The Agents and our and their respective affiliates are full service financial institutions engaged in various activities, which may include securities trading, commercial and
investment banking, financial advisory, investment management, investment research, principal investment, hedging, financing and brokerage activities. The Agents and our and their respective affiliates have, from time to time, performed, and may in
the future perform, various financial advisory and investment banking services for the Bank, for which they received or will receive customary fees and expenses. In the ordinary course of their various business activities, the Agents and our or
their respective affiliates may make or hold a broad array of investments and actively trade debt and equity securities (or related derivative securities) and financial instruments (including bank loans) for their own account and for the accounts
of their customers, and such investment and securities activities may involve securities and/or instruments of the Bank. The Agents and our and their respective affiliates may also make investment recommendations and/or publish or express
independent research views in respect of such securities or instruments and may at any time hold, or recommend to clients that they acquire, long and/or short positions in such securities and instruments.
Prohibition of Sales to EEA Retail Investors
The Notes are not intended to be offered, sold or otherwise made available to and should not be offered, sold or otherwise made available to any retail investor in the European
Economic Area (“EEA”). For these purposes, a retail investor means a person who is one (or more) of: (i) a retail client as defined in point (11) of Article 4(1) of Directive 2014/65/EU, as amended (“MiFID II”); (ii) a customer within the meaning
of Directive (EU) 2016/97, as amended, where that customer would not qualify as a professional client as defined in point (10) of Article 4(1) of MiFID II; or (iii) not a qualified investor as defined in Regulation (EU) 2017/1129, as amended.
Consequently no key information document required by Regulation (EU) No 1286/2014, as amended (the “PRIIPs Regulation”), for offering or selling the Notes or otherwise making them available to retail investors in the EEA has been prepared and
therefore offering or selling the Notes or otherwise making them available to any retail investor in the EEA may be unlawful under the PRIIPs Regulation.
Prohibition of Sales to United Kingdom Retail Investors
The only categories of person in the United Kingdom to whom this document may be distributed are those persons who (i) have professional experience in matters relating to investments
falling within the definition of investment professionals (as defined in Article 19(5) of the Financial Services and Markets Act 2000 (Financial Promotion) Order 2005 (as amended, the “Financial Promotion Order”)), (ii) are persons falling within
Article 49(2)(a) to (d) (“high net worth companies, unincorporated associations etc.”) of the Financial Promotion Order, or (iii) are persons to whom an invitation or inducement to engage in investment activity (within the meaning of section 21 of
the Financial Services and Markets Act 2000 (“FSMA”)) in connection with the issue or sale of any securities may otherwise lawfully be communicated or caused to be communicated (all such persons in (i)-(iii) above together being referred to as
“Relevant Persons”).

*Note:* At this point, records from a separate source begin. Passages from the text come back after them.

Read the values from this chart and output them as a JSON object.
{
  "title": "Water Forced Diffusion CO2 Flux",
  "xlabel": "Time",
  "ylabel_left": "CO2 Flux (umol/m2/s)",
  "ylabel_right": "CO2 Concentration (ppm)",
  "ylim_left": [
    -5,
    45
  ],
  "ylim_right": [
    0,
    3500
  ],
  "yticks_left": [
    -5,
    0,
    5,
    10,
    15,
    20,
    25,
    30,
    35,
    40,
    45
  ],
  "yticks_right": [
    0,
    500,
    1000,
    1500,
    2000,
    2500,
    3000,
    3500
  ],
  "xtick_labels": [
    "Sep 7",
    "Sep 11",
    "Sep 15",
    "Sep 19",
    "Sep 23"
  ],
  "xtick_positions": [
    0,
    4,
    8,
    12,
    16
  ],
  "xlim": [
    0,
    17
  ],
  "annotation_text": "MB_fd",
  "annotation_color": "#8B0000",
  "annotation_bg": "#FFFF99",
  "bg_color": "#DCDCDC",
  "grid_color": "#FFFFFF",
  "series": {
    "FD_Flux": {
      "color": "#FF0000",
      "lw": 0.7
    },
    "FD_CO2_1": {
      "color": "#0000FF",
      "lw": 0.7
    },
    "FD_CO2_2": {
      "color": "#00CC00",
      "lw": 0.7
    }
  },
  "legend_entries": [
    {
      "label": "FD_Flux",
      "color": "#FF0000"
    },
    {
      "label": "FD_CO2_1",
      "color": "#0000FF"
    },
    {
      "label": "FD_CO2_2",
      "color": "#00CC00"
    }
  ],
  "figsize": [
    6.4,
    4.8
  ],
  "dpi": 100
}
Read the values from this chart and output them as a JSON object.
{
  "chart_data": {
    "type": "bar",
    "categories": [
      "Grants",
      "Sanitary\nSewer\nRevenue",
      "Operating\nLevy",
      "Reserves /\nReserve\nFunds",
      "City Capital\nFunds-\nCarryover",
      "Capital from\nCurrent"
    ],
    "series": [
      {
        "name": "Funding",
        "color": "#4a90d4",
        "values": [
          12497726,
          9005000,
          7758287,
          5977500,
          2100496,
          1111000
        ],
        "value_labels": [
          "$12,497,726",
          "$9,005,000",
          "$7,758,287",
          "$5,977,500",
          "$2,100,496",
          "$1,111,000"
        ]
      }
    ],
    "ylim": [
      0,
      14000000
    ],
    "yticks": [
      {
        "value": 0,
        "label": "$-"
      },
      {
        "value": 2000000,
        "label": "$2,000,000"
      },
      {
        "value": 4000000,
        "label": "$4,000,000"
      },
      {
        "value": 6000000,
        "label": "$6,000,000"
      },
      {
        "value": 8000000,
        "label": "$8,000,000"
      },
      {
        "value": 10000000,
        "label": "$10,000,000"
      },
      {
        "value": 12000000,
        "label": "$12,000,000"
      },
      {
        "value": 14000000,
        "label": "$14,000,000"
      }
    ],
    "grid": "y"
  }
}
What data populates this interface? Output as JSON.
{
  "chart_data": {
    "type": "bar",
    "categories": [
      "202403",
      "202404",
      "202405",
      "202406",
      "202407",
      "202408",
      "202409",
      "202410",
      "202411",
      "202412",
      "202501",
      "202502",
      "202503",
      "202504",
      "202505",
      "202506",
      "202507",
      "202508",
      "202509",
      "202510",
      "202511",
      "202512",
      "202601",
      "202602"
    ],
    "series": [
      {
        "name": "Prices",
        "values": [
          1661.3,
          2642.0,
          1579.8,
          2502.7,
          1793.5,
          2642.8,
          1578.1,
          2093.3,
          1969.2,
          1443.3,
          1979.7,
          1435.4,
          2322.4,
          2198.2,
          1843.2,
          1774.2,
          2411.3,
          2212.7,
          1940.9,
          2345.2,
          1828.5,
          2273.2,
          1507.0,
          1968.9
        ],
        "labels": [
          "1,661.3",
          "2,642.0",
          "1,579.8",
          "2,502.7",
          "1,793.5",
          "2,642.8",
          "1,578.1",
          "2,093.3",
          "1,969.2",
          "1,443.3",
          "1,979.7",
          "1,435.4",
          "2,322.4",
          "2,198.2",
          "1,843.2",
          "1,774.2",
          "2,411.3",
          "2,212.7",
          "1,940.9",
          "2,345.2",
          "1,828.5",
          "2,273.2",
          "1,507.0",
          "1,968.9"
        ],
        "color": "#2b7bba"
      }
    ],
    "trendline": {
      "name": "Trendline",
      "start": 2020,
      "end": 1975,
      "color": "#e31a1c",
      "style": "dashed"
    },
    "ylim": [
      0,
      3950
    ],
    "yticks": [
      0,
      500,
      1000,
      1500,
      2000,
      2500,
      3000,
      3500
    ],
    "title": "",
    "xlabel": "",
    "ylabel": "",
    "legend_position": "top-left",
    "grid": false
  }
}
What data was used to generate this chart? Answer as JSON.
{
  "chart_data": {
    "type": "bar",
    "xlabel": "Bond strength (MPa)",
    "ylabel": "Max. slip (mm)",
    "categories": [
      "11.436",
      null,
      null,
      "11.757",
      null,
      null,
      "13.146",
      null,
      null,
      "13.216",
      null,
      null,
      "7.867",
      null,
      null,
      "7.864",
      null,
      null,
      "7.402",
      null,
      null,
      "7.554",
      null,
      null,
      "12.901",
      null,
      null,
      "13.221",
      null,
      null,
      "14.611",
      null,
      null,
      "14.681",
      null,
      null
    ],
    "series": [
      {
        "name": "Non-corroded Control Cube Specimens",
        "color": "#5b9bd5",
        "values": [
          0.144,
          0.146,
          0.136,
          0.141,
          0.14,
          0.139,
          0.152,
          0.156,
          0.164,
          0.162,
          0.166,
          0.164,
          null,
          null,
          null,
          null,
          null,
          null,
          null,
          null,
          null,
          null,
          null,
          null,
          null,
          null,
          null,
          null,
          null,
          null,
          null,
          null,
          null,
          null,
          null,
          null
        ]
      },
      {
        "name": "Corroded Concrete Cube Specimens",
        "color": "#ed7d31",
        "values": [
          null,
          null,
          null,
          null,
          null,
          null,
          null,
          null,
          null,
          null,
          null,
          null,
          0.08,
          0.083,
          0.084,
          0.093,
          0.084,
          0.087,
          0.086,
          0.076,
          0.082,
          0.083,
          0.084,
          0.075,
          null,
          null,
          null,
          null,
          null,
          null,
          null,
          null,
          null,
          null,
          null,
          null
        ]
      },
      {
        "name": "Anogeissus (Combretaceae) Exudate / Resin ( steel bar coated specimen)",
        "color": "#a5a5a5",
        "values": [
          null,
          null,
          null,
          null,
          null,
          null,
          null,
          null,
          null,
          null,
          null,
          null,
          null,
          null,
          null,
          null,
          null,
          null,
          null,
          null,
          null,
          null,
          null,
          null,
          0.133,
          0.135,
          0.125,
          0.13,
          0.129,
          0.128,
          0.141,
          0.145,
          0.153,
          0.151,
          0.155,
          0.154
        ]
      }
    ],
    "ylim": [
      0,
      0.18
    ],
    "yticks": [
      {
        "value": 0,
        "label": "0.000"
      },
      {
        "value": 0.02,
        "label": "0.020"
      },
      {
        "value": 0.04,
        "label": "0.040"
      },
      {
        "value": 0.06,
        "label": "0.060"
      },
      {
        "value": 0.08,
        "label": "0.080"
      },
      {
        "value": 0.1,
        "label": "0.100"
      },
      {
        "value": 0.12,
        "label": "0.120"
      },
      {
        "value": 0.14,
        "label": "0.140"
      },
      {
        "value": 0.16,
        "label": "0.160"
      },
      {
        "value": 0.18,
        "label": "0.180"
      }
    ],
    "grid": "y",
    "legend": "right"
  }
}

This document is directed only at Relevant Persons and must not be acted on or relied on by persons who are not Relevant Persons. Any investment or investment activity to which
this document relates is available only to Relevant Persons and will be engaged in only with Relevant Persons. This document may only be provided to persons in the United Kingdom in circumstances
where section 21(1) of FSMA does not apply to the Bank. The Notes are not being offered to “retail investors” within the meaning of the Packaged Retail and Insurance-based Investment Products Regulations 2017 and accordingly no Key Information
Document has been produced under these regulations.